February 3, 2020-
The young girl had less willpower than she had thought. Faced with a sumptuous, fully-laden buffet, she took two grapes for herself. This awakened the buffet’s master, who killed two of the young girl’s faerie guides and nearly captured her. In turn, the faeries’ master, a faun, angrily banished the young girl from his enchanted cave. I got the initial impression, whilst watching Pan’s Labyrinth, last night, that the faun was no more enamoured of the child-or of children in general, than was the girl’s step father, a severe and arrogant captain in Francisco Franco’s Army.
It was 1944, and while the Fascists had largely brought Spain under their control, there were pockets of active partisan resistance. There was little tolerance for romantic notions or for childhood fancies. The girl was tolerated by both of the principal male figures, as mentioned above, and her mother, the captain’s new wife, was merely a means to an end for her husband, who wanted a male heir above all else.
I thought of just how much progress has been made, with regard to gender relations, since that time. Like any other area of life, the most progress towards equanimity has been made since the mid-1970’s, when women stopped gratuitously accepting acts of chivalry. The truer, deeper courtesy that came out of the Women’s Rights movement of 1970-76 has only served to help men become more authentic gentlemen, rather than simply aping the courtesies of the past. Honouring a woman’s dignity meant that she could open her own doors-and even open a door for a man.
The little girl, Ofelia, was as skillful as she was willful, managing to fool a monstrous frog, who had stolen a key belonging to the faun. She also got a dagger from a cabinet in the buffet master’s chamber, and procured mandrake root, which she nourished in order for her pregnant, ailing mother to recover. She never appeared to wallow in self-pity.

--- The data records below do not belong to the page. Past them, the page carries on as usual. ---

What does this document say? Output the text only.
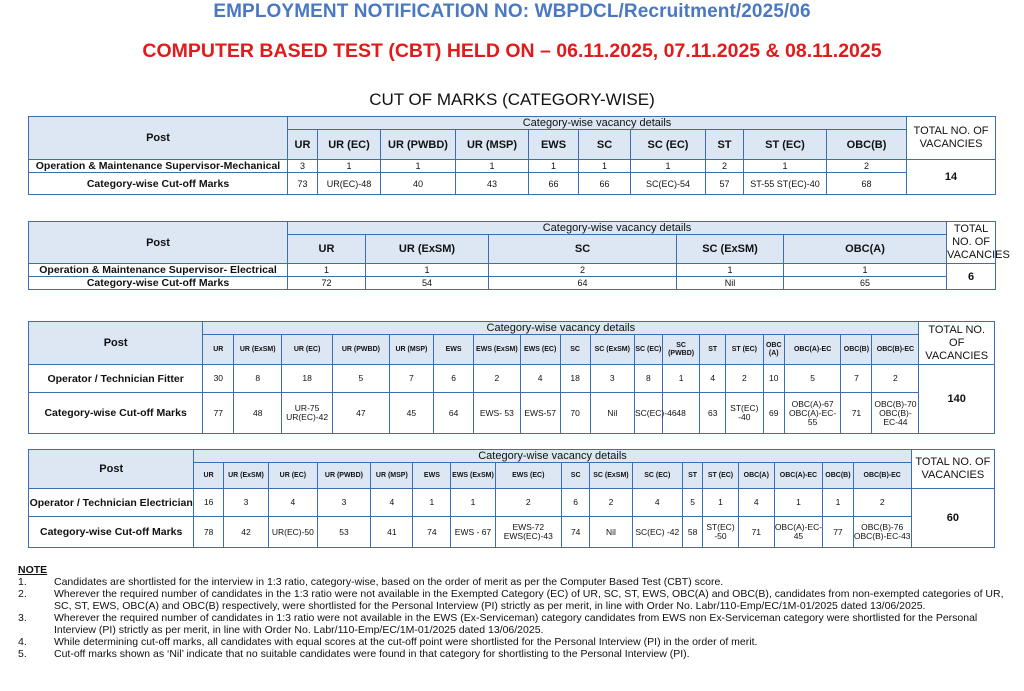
EMPLOYMENT NOTIFICATION NO: WBPDCL/Recruitment/2025/06
COMPUTER BASED TEST (CBT) HELD ON – 06.11.2025, 07.11.2025 & 08.11.2025
CUT OF MARKS (CATEGORY-WISE)
Post	Category-wise vacancy details										TOTAL NO. OF VACANCIES
	UR	UR (EC)	UR (PWBD)	UR (MSP)	EWS	SC	SC (EC)	ST	ST (EC)	OBC(B)	
Operation & Maintenance Supervisor-Mechanical	3	1	1	1	1	1	1	2	1	2	14
Category-wise Cut-off Marks	73	UR(EC)-48	40	43	66	66	SC(EC)-54	57	ST-55 ST(EC)-40	68	
Post	Category-wise vacancy details					TOTAL NO. OF VACANCIES
	UR	UR (ExSM)	SC	SC (ExSM)	OBC(A)	
Operation & Maintenance Supervisor- Electrical	1	1	2	1	1	6
Category-wise Cut-off Marks	72	54	64	Nil	65	
Post	Category-wise vacancy details																		TOTAL NO. OF VACANCIES
	UR	UR (ExSM)	UR (EC)	UR (PWBD)	UR (MSP)	EWS	EWS (ExSM)	EWS (EC)	SC	SC (ExSM)	SC (EC)	SC (PWBD)	ST	ST (EC)	OBC (A)	OBC(A)-EC	OBC(B)	OBC(B)-EC	
Operator / Technician Fitter	30	8	18	5	7	6	2	4	18	3	8	1	4	2	10	5	7	2	140
Category-wise Cut-off Marks	77	48	UR-75 UR(EC)-42	47	45	64	EWS- 53	EWS-57	70	Nil	SC(EC)-46	48	63	ST(EC) -40	69	OBC(A)-67 OBC(A)-EC-55	71	OBC(B)-70 OBC(B)-EC-44	
Post	Category-wise vacancy details																	TOTAL NO. OF VACANCIES
	UR	UR (ExSM)	UR (EC)	UR (PWBD)	UR (MSP)	EWS	EWS (ExSM)	EWS (EC)	SC	SC (ExSM)	SC (EC)	ST	ST (EC)	OBC(A)	OBC(A)-EC	OBC(B)	OBC(B)-EC	
Operator / Technician Electrician	16	3	4	3	4	1	1	2	6	2	4	5	1	4	1	1	2	60
Category-wise Cut-off Marks	78	42	UR(EC)-50	53	41	74	EWS - 67	EWS-72 EWS(EC)-43	74	Nil	SC(EC) -42	58	ST(EC) -50	71	OBC(A)-EC-45	77	OBC(B)-76 OBC(B)-EC-43	
NOTE
1.	Candidates are shortlisted for the interview in 1:3 ratio, category-wise, based on the order of merit as per the Computer Based Test (CBT) score.
2.	Wherever the required number of candidates in the 1:3 ratio were not available in the Exempted Category (EC) of UR, SC, ST, EWS, OBC(A) and OBC(B), candidates from non-exempted categories of UR, SC, ST, EWS, OBC(A) and OBC(B) respectively, were shortlisted for the Personal Interview (PI) strictly as per merit, in line with Order No. Labr/110-Emp/EC/1M-01/2025 dated 13/06/2025.
3.	Wherever the required number of candidates in 1:3 ratio were not available in the EWS (Ex-Serviceman) category candidates from EWS non Ex-Serviceman category were shortlisted for the Personal Interview (PI) strictly as per merit, in line with Order No. Labr/110-Emp/EC/1M-01/2025 dated 13/06/2025.
4.	While determining cut-off marks, all candidates with equal scores at the cut-off point were shortlisted for the Personal Interview (PI) in the order of merit.
5.	Cut-off marks shown as ‘Nil’ indicate that no suitable candidates were found in that category for shortlisting to the Personal Interview (PI).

The captain and his men made a mess of things, leading to his wife’s death and, eventually, to their own slaughter. This, by dint of their stubborn adherence to Franco’s doctrine of “cleansing Spain”. The faun, also doctrinaire, inadvertently caused Ofelia to be caught by the captain, through his insistence that she let her infant brother be bled.
Everyone serves the Creator, directly or indirectly. As it happened, Ofelia’s refusal to shed her innocent brother’s blood, preferring to sacrifice herself instead, met with approval from her Eternal Father, who welcomed her into Paradise, with a throne of her own, to his left. The chastened faun recognized her goodness in the end, and bowed in service.
The calamities set in motion by the pure child, eating two grapes, leave lots of room for thought: Who is more at fault, a child taking a small bit of food from another being, or the chastiser, full of his own importance?